It is very important to understand economic conditions and concepts for bank examinations, especially in the main and interview stages. These topics often appear in general awareness or banking awareness sections and help in answering questions related to finance, banking and Indian economy. In this article, we will explain the major economic words that are usually seen in bank examinations to help strengthen your preparation.
Economic terms and concepts for bank exam
Many of these economic terms are associated with topics such as inflation, GDP, monetary policy, fiscal policy, demand and role and role of institutions such as RBI and IMF. Questions in bank exams often test your understanding of how these conditions apply in the banking and financial conditions of the real world. Knowing these concepts not only helps to score well in the main examination, but also promotes your confidence during the interview, where current economic issues are often discussed.
1. GDP (GDP):
It is the total value of all goods and services produced within a country in a specific period. This reflects the overall economic health of a nation.
2. Inflation:
This refers to an increase in the general price level of goods and services over time. High inflation reduces money purchasing power.
3. Deflation:
Reduction in normal value levels of goods and services. This usually indicates weak demand in the economy.
4. Fiscal Policy:
Use of government spending and taxation to affect the economy. It is managed by the Ministry of Finance.
5. monetary policy:
The process by which the central bank (RBI in India) controls the supply and interest rates of funds to maintain price stability and development.
6. Repo Rate:
The rate at which the RBI pays money to commercial banks. It is used to control inflation and liquidity.
7. Reverse repo rate:
The rate at which the RBI borrows money from commercial banks. It helps in management of money supply in the economy.

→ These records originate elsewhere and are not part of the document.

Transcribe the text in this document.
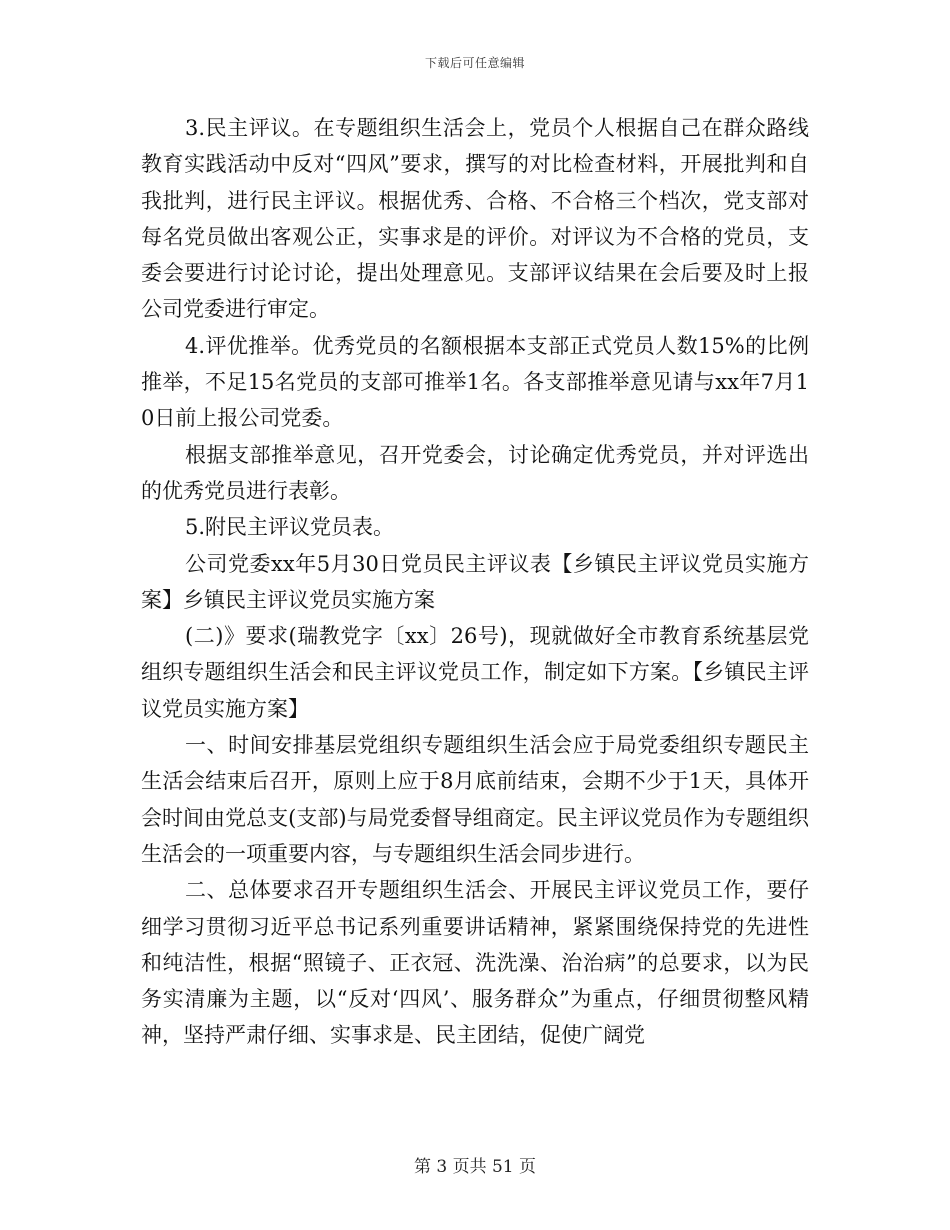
下载后可任意编辑

3.民主评议。在专题组织生活会上，党员个人根据自己在群众路线教育实践活动中反对“四风”要求，撰写的对比检查材料，开展批判和自我批判，进行民主评议。根据优秀、合格、不合格三个档次，党支部对每名党员做出客观公正，实事求是的评价。对评议为不合格的党员，支委会要进行讨论讨论，提出处理意见。支部评议结果在会后要及时上报公司党委进行审定。

4.评优推举。优秀党员的名额根据本支部正式党员人数15%的比例推举，不足15名党员的支部可推举1名。各支部推举意见请与xx年7月10日前上报公司党委。

根据支部推举意见，召开党委会，讨论确定优秀党员，并对评选出的优秀党员进行表彰。

5.附民主评议党员表。

公司党委xx年5月30日党员民主评议表【乡镇民主评议党员实施方案】乡镇民主评议党员实施方案

(二)》要求(瑞教党字〔xx〕26号)，现就做好全市教育系统基层党组织专题组织生活会和民主评议党员工作，制定如下方案。【乡镇民主评议党员实施方案】

一、时间安排基层党组织专题组织生活会应于局党委组织专题民主生活会结束后召开，原则上应于8月底前结束，会期不少于1天，具体开会时间由党总支(支部)与局党委督导组商定。民主评议党员作为专题组织生活会的一项重要内容，与专题组织生活会同步进行。

二、总体要求召开专题组织生活会、开展民主评议党员工作，要仔细学习贯彻习近平总书记系列重要讲话精神，紧紧围绕保持党的先进性和纯洁性，根据“照镜子、正衣冠、洗洗澡、治治病”的总要求，以为民务实清廉为主题，以“反对‘四风’、服务群众”为重点，仔细贯彻整风精神，坚持严肃仔细、实事求是、民主团结，促使广阔党

第 3 页共 51 页
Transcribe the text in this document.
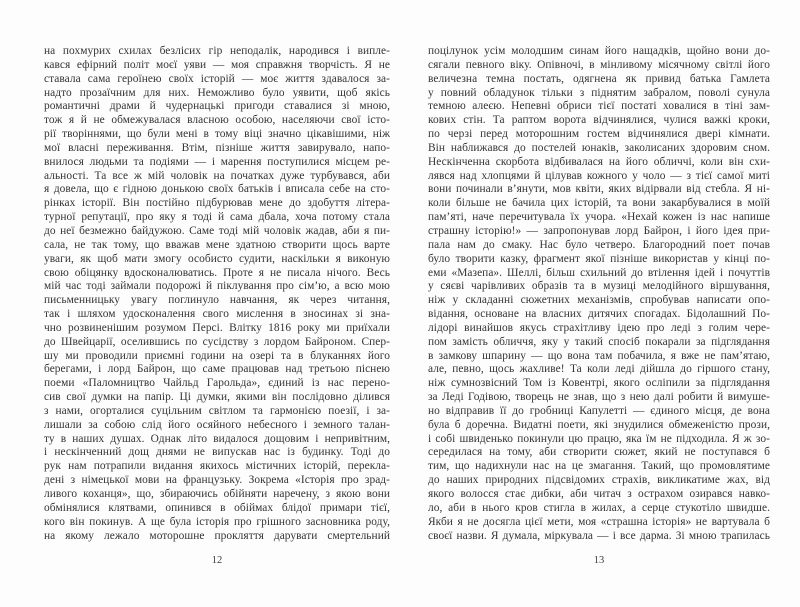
на похмурих схилах безлісих гір неподалік, народився і випле-
кався ефірний політ моєї уяви — моя справжня творчість. Я не
ставала сама героїнею своїх історій — моє життя здавалося за-
надто прозаїчним для них. Неможливо було уявити, щоб якісь
романтичні драми й чудернацькі пригоди ставалися зі мною,
тож я й не обмежувалася власною особою, населяючи свої істо-
рії творіннями, що були мені в тому віці значно цікавішими, ніж
мої власні переживання. Втім, пізніше життя завирувало, напо-
внилося людьми та подіями — і марення поступилися місцем ре-
альності. Та все ж мій чоловік на початках дуже турбувався, аби
я довела, що є гідною донькою своїх батьків і вписала себе на сто-
рінках історії. Він постійно підбурював мене до здобуття літера-
турної репутації, про яку я тоді й сама дбала, хоча потому стала
до неї безмежно байдужою. Саме тоді мій чоловік жадав, аби я пи-
сала, не так тому, що вважав мене здатною створити щось варте
уваги, як щоб мати змогу особисто судити, наскільки я виконую
свою обіцянку вдосконалюватись. Проте я не писала нічого. Весь
мій час тоді займали подорожі й піклування про сім’ю, а всю мою
письменницьку увагу поглинуло навчання, як через читання,
так і шляхом удосконалення свого мислення в зносинах зі зна-
чно розвиненішим розумом Персі. Влітку 1816 року ми приїхали
до Швейцарії, оселившись по сусідству з лордом Байроном. Спер-
шу ми проводили приємні години на озері та в блуканнях його
берегами, і лорд Байрон, що саме працював над третьою піснею
поеми «Паломництво Чайльд Гарольда», єдиний із нас перено-
сив свої думки на папір. Ці думки, якими він послідовно ділився
з нами, огорталися суцільним світлом та гармонією поезії, і за-
лишали за собою слід його осяйного небесного і земного талан-
ту в наших душах. Однак літо видалося дощовим і непривітним,
і нескінченний дощ днями не випускав нас із будинку. Тоді до
рук нам потрапили видання якихось містичних історій, перекла-
дені з німецької мови на французьку. Зокрема «Історія про зрад-
ливого коханця», що, збираючись обійняти наречену, з якою вони
обмінялися клятвами, опинився в обіймах блідої примари тієї,
кого він покинув. А ще була історія про грішного засновника роду,
на якому лежало моторошне прокляття дарувати смертельний
12
поцілунок усім молодшим синам його нащадків, щойно вони до-
сягали певного віку. Опівночі, в мінливому місячному світлі його
величезна темна постать, одягнена як привид батька Гамлета
у повний обладунок тільки з піднятим забралом, поволі сунула
темною алеєю. Непевні обриси тієї постаті ховалися в тіні зам-
кових стін. Та раптом ворота відчинялися, чулися важкі кроки,
по черзі перед моторошним гостем відчинялися двері кімнати.
Він наближався до постелей юнаків, заколисаних здоровим сном.
Нескінченна скорбота відбивалася на його обличчі, коли він схи-
лявся над хлопцями й цілував кожного у чоло — з тієї самої миті
вони починали в’янути, мов квіти, яких відірвали від стебла. Я ні-
коли більше не бачила цих історій, та вони закарбувалися в моїй
пам’яті, наче перечитувала їх учора. «Нехай кожен із нас напише
страшну історію!» — запропонував лорд Байрон, і його ідея при-
пала нам до смаку. Нас було четверо. Благородний поет почав
було творити казку, фрагмент якої пізніше використав у кінці по-
еми «Мазепа». Шеллі, більш схильний до втілення ідей і почуттів
у сяєві чарівливих образів та в музиці мелодійного віршування,
ніж у складанні сюжетних механізмів, спробував написати опо-
відання, основане на власних дитячих спогадах. Бідолашний По-
лідорі винайшов якусь страхітливу ідею про леді з голим чере-
пом замість обличчя, яку у такий спосіб покарали за підглядання
в замкову шпарину — що вона там побачила, я вже не пам’ятаю,
але, певно, щось жахливе! Та коли леді дійшла до гіршого стану,
ніж сумнозвісний Том із Ковентрі, якого осліпили за підглядання
за Леді Годівою, творець не знав, що з нею далі робити й вимуше-
но відправив її до гробниці Капулетті — єдиного місця, де вона
була б доречна. Видатні поети, які знудилися обмеженістю прози,
і собі швиденько покинули цю працю, яка їм не підходила. Я ж зо-
середилася на тому, аби створити сюжет, який не поступався б
тим, що надихнули нас на це змагання. Такий, що промовлятиме
до наших природних підсвідомих страхів, викликатиме жах, від
якого волосся стає дибки, аби читач з острахом озирався навко-
ло, аби в нього кров стигла в жилах, а серце стукотіло швидше.
Якби я не досягла цієї мети, моя «страшна історія» не вартувала б
своєї назви. Я думала, міркувала — і все дарма. Зі мною трапилась
13
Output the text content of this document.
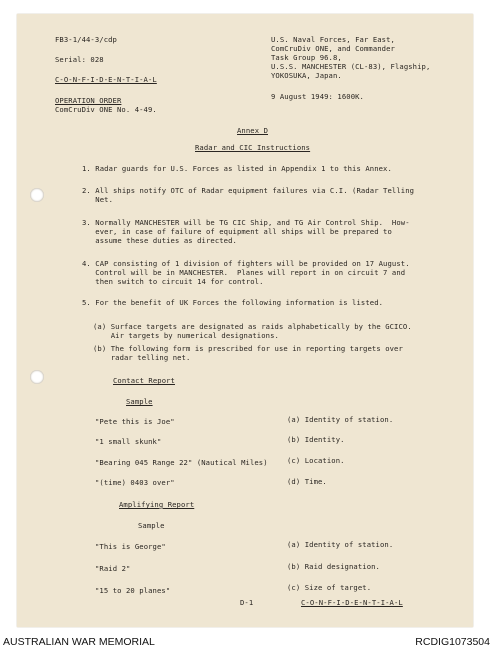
FB3-1/44-3/cdp
Serial: 028
C-O-N-F-I-D-E-N-T-I-A-L
OPERATION ORDER
ComCruDiv ONE No. 4-49.
U.S. Naval Forces, Far East,
ComCruDiv ONE, and Commander
Task Group 96.8,
U.S.S. MANCHESTER (CL-83), Flagship,
YOKOSUKA, Japan.
9 August 1949: 1600K.
Annex D
Radar and CIC Instructions
1. Radar guards for U.S. Forces as listed in Appendix 1 to this Annex.
2. All ships notify OTC of Radar equipment failures via C.I. (Radar Telling
Net.
3. Normally MANCHESTER will be TG CIC Ship, and TG Air Control Ship.  How-
ever, in case of failure of equipment all ships will be prepared to
assume these duties as directed.
4. CAP consisting of 1 division of fighters will be provided on 17 August.
Control will be in MANCHESTER.  Planes will report in on circuit 7 and
then switch to circuit 14 for control.
5. For the benefit of UK Forces the following information is listed.
(a) Surface targets are designated as raids alphabetically by the GCICO.
Air targets by numerical designations.
(b) The following form is prescribed for use in reporting targets over
radar telling net.
Contact Report
Sample
"Pete this is Joe"	(a) Identity of station.
"1 small skunk"	(b) Identity.
"Bearing 045 Range 22" (Nautical Miles)	(c) Location.
"(time) 0403 over"	(d) Time.
Amplifying Report
Sample
"This is George"	(a) Identity of station.
"Raid 2"	(b) Raid designation.
"15 to 20 planes"	(c) Size of target.
D-1	C-O-N-F-I-D-E-N-T-I-A-L
AUSTRALIAN WAR MEMORIAL	RCDIG1073504
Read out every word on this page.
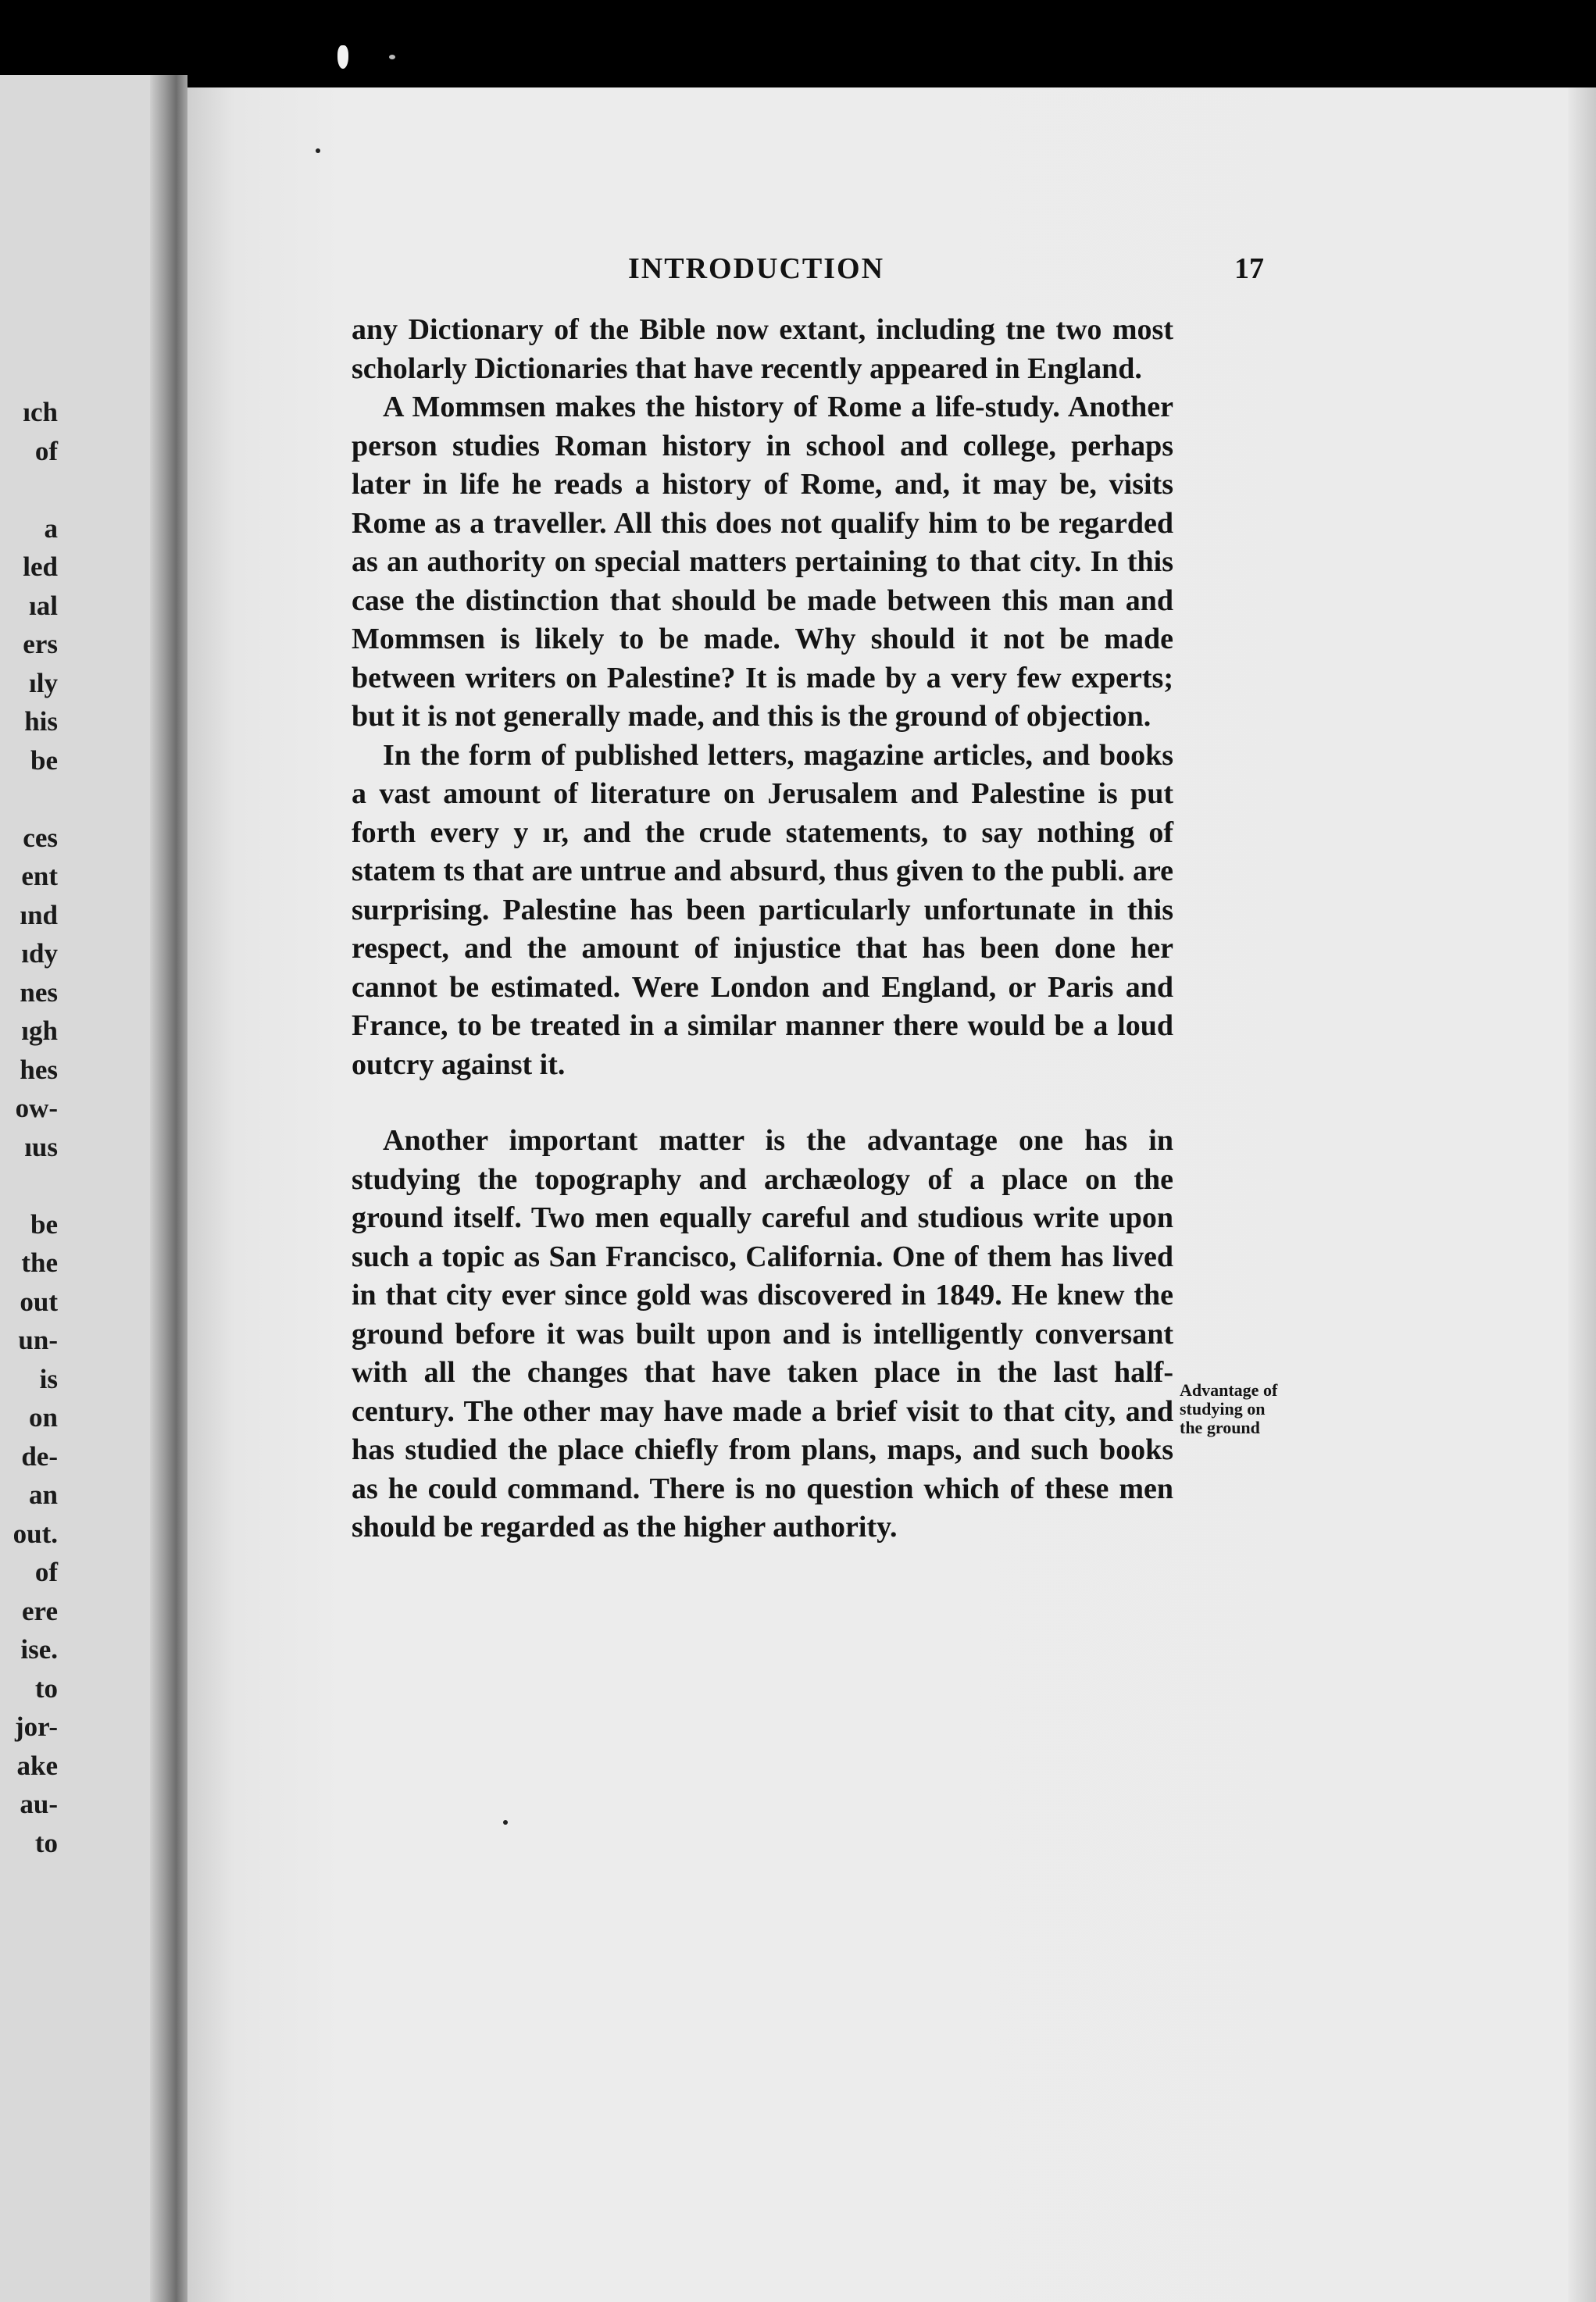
ıch
of
a
led
ıal
ers
ıly
his
be
ces
ent
ınd
ıdy
nes
ıgh
hes
ow-
ıus
be
the
out
un-
is
on
de-
an
out.
of
ere
ise.
to
jor-
ake
au-
to
INTRODUCTION	17

any Dictionary of the Bible now extant, including tne two most scholarly Dictionaries that have recently appeared in England.

A Mommsen makes the history of Rome a life-study. Another person studies Roman history in school and college, perhaps later in life he reads a history of Rome, and, it may be, visits Rome as a traveller. All this does not qualify him to be regarded as an authority on special matters pertaining to that city. In this case the distinction that should be made between this man and Mommsen is likely to be made. Why should it not be made between writers on Palestine? It is made by a very few experts; but it is not generally made, and this is the ground of objection.

In the form of published letters, magazine articles, and books a vast amount of literature on Jerusalem and Palestine is put forth every y ır, and the crude statements, to say nothing of statem ts that are untrue and absurd, thus given to the publi. are surprising. Palestine has been particularly unfortunate in this respect, and the amount of injustice that has been done her cannot be estimated. Were London and England, or Paris and France, to be treated in a similar manner there would be a loud outcry against it.

Another important matter is the advantage one has in studying the topography and archæology of a place on the ground itself. Two men equally careful and studious write upon such a topic as San Francisco, California. One of them has lived in that city ever since gold was discovered in 1849. He knew the ground before it was built upon and is intelligently conversant with all the changes that have taken place in the last half-century. The other may have made a brief visit to that city, and has studied the place chiefly from plans, maps, and such books as he could command. There is no question which of these men should be regarded as the higher authority.

Advantage of
studying on
the ground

8. CRR (cash reserve ratio):
The percentage of total deposits that banks should keep as stores with RBI. It helps in controlling liquidity.
9. SLR (legal liquidity ratio):
The percentage of total deposits that banks should keep as liquid assets like gold or government securities.
10. demand and supply:
Demand is the will of consumers to buy goods at a given price. Supply is the amount of items available for sale. Prices are affected by balance between the two.
11. Budget deficit:
This occurs when government expenditure exceeds its revenue. A high budget deficit can affect economic stability.
12. Payment balance (BOP):
It is a record of all economic transactions between residents of a country and the rest of the world in a specific period.
13. Foreign Direct Investment (FDI):
Investment by a foreign unit in business or production in another country. It helps in improving capital flow and employment.
14. NPA (non-performing asset):
A loan or advance for which the principal or interest payment is overdue for 90 days or more. High NPAs are a concern for banks.
15. base rate:
The minimum rate set by RBI under which banks are not allowed to lend to customers. This ensures transparency in borrowings.